Abstract
This work presents a novel approach by considering teaching learning based optimization (TLBO) and radial basis function neural networks (RBFNs) for building a classifier for the databases with missing values and irrelevant features. The least square estimator and relief algorithm have been used for imputing the database and evaluating the relevance of features, respectively. The preprocessed dataset is used for developing a classifier based on TLBO trained RBFNs for generating a concise and meaningful description for each class that can be used to classify subsequent instances with no known class label. The method is evaluated extensively through a few bench-mark datasets obtained from UCI repository.
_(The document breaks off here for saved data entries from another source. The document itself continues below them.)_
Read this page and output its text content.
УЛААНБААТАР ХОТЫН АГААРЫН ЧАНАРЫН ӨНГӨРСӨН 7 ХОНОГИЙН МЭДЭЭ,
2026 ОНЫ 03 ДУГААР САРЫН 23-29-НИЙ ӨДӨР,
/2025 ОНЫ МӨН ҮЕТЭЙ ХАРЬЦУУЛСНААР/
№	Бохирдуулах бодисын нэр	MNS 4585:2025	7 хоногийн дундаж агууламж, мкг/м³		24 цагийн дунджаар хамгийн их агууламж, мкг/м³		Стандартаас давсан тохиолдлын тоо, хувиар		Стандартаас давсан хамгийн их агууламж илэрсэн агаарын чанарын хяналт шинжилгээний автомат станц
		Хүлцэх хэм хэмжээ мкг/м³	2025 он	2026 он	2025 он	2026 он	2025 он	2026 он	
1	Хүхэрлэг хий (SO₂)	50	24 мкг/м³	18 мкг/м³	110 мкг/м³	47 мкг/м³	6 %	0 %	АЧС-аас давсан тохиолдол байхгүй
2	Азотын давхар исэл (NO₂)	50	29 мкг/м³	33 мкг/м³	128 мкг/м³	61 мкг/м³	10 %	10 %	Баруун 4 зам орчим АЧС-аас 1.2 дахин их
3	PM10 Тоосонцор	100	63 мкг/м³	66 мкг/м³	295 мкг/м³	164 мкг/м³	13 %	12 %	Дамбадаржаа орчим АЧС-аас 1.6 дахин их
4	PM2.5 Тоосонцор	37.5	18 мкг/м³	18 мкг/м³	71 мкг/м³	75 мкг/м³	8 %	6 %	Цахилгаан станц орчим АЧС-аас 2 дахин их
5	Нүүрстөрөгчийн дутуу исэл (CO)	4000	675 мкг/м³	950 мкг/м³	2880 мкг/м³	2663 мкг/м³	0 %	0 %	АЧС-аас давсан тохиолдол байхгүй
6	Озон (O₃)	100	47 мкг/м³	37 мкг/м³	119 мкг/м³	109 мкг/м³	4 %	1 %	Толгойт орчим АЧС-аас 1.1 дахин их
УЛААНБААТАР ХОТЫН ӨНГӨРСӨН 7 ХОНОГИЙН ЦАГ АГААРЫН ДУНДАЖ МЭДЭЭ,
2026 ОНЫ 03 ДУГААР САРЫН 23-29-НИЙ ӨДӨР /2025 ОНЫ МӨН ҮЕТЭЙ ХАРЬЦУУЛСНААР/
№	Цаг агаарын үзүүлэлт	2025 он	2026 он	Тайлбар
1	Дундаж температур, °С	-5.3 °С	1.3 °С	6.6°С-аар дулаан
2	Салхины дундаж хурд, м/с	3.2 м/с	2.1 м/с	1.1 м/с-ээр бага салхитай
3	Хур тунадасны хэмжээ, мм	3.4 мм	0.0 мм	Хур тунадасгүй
The experimental results confirm that our approach can be a promising tool towards constructing a classifier from the databases with missing values and irrelevant attributes.
Keywords
Citation
Dash, C.S.K., Kumar Behera, A., Dehuri, S. and Cho, S.-B. (2022), "Building a novel classifier based on teaching learning based optimization and radial basis function neural networks for non-imputed database with irrelevant features", Applied Computing and Informatics, Vol. 18 No. 1/2, pp. 151-162. https://doi.org/10.1016/j.aci.2019.03.001
Publisher
:Emerald Publishing Limited
Copyright © 2019, Ch. Sanjeev Kumar Dash, Ajit Kumar Behera, Satchidananda Dehuri and Sung-Bae Cho
License
Published in Applied Computing and Informatics. Published by Emerald Publishing Limited. This article is published under the Creative Commons Attribution (CC BY 4.0) license. Anyone may reproduce, distribute, translate and create derivative works of this article (for both commercial and non-commercial purposes), subject to full attribution to the original publication and authors. The full terms of this license may be seen at http://creativecommons.org/licences/by/4.0/legalcode
1. Introduction
The occurrence of missing values and irrelevant features in real data are not uncommon, whereas data mining algorithms are designed for quality data [1]. Hence, building a classifier for the dataset consist of missing values and many irrelevant attributes leads to non-useful results [2]. Therefore, to derive novel and useful results for the decision maker, the process of imputing and identifying missing values and relevant features, respectively are highly recommended. Since decades ago these two problems are treated as the problem of importance in object detection & recognition (pattern recognition)[11] and data mining [3] in general and ECG signals diagnosis [13], power flow calculation [14], simulation and control of dynamic system [15], magnetic modeling [16], identification and classification of plant leaf diseases [17], discrimination of low and full fat Yogurts [19,20,22] in specific.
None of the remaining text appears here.